Le moment des « grands » débats entre les candidats homologués est arrivé. Le premier s’est tenu, réservé à cinq d’entre eux, le 20 mars 2017 sur TF1. Pour savoir ce que d’immenses journalistes en ont retenu et avant d’y revenir, un détour par les semaines qui l’ont précédé n’est pas inutile [1]...

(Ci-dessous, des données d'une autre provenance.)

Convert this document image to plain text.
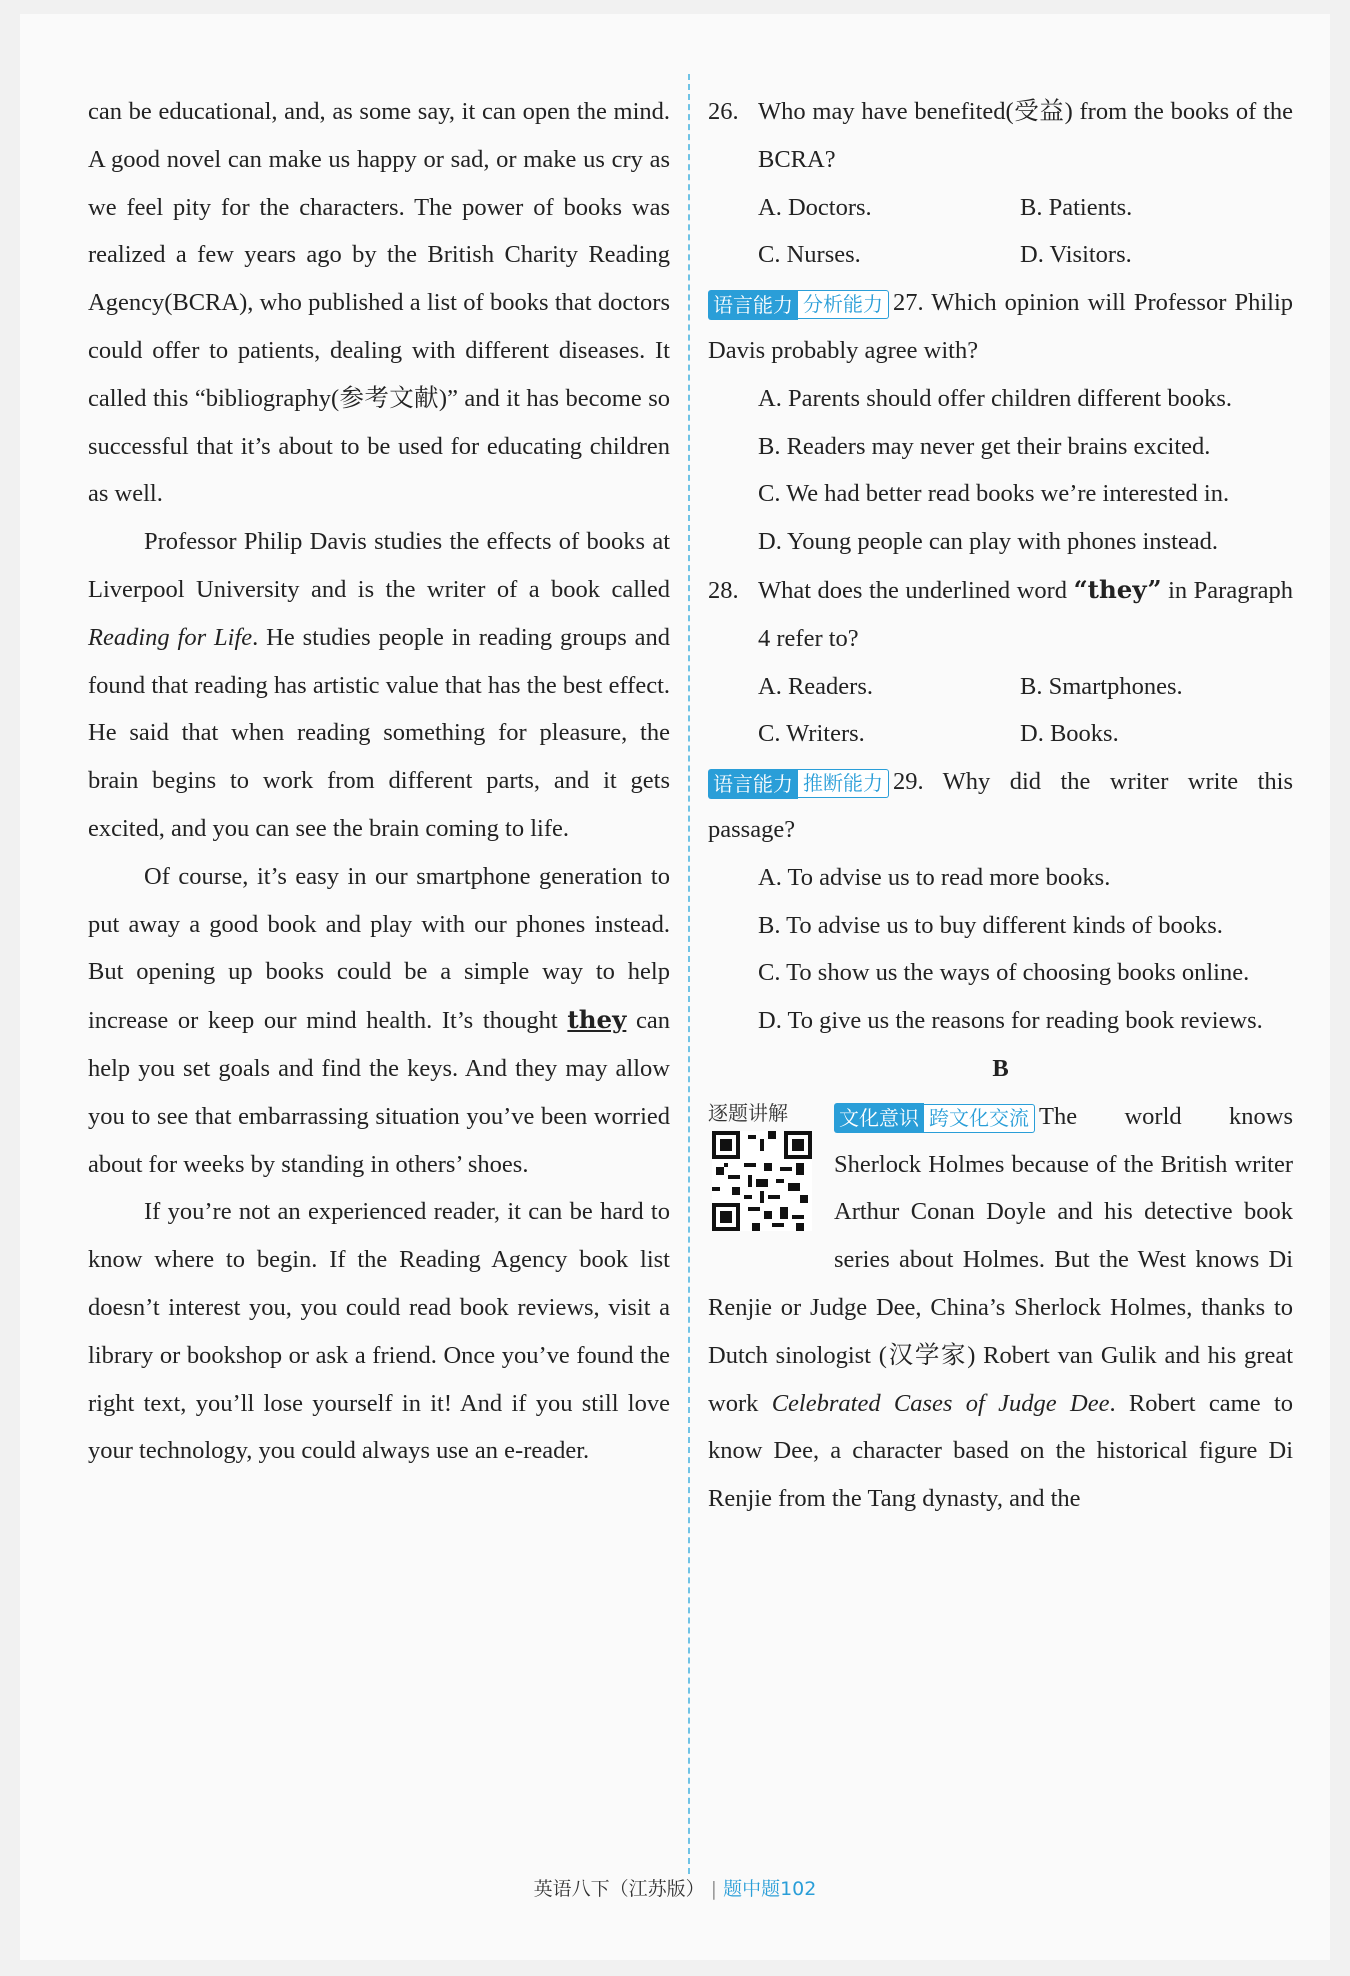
can be educational, and, as some say, it can open the mind. A good novel can make us happy or sad, or make us cry as we feel pity for the characters. The power of books was realized a few years ago by the British Charity Reading Agency(BCRA), who published a list of books that doctors could offer to patients, dealing with different diseases. It called this “bibliography(参考文献)” and it has become so successful that it’s about to be used for educating children as well.

Professor Philip Davis studies the effects of books at Liverpool University and is the writer of a book called Reading for Life. He studies people in reading groups and found that reading has artistic value that has the best effect. He said that when reading something for pleasure, the brain begins to work from different parts, and it gets excited, and you can see the brain coming to life.

Of course, it’s easy in our smartphone generation to put away a good book and play with our phones instead. But opening up books could be a simple way to help increase or keep our mind health. It’s thought they can help you set goals and find the keys. And they may allow you to see that embarrassing situation you’ve been worried about for weeks by standing in others’ shoes.

If you’re not an experienced reader, it can be hard to know where to begin. If the Reading Agency book list doesn’t interest you, you could read book reviews, visit a library or bookshop or ask a friend. Once you’ve found the right text, you’ll lose yourself in it! And if you still love your technology, you could always use an e-reader.

26. Who may have benefited(受益) from the books of the BCRA?

A. Doctors.	B. Patients.
C. Nurses.	D. Visitors.

语言能力 分析能力 27. Which opinion will Professor Philip Davis probably agree with?

A. Parents should offer children different books.

B. Readers may never get their brains excited.

C. We had better read books we’re interested in.

D. Young people can play with phones instead.

28. What does the underlined word “they” in Paragraph 4 refer to?

A. Readers.	B. Smartphones.
C. Writers.	D. Books.

语言能力 推断能力 29. Why did the writer write this passage?

A. To advise us to read more books.

B. To advise us to buy different kinds of books.

C. To show us the ways of choosing books online.

D. To give us the reasons for reading book reviews.

B

逐题讲解	文化意识 跨文化交流 The world knows Sherlock Holmes because of the British writer Arthur Conan Doyle and his detective book series about Holmes. But the West knows Di Renjie or Judge Dee, China’s Sherlock Holmes, thanks to Dutch sinologist (汉学家) Robert van Gulik and his great work Celebrated Cases of Judge Dee. Robert came to know Dee, a character based on the historical figure Di Renjie from the Tang dynasty, and the

英语八下（江苏版） | 题中题102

La presse imprimée est-elle responsable de la déforestation de l’Amazonie ? On peut en douter. Les médias audiovisuels sont-ils coupables des abus de consommation d’électricité ? Ce n’est pas avéré. Mais ce qui est certain en revanche, c’est que des tonnes de papier et des centaines d’heures d’émissions audiovisuelles ont été (et sont encore) consommées pour évoquer les turpitudes et les misères de François Fillon, les « affaires » qui gangrènent les autres candidatures, les mésaventures et les divisions de la « droite et du centre », mais aussi des « socialistes », des « progressistes » et des « patriotes » (du FN) comme on nomme les uns et les autres.

Chacune de ces « affaires » et de ces mésaventures offre tous les ingrédients d’un feuilleton, avec ses héros et ses traîtres, ses rebondissements et son intrigue à tiroirs. De quoi nourrir abondamment les discussions de bistrots (il faudrait vérifier…) et les papotages dans les studios des chaînes en continu (vérification faite).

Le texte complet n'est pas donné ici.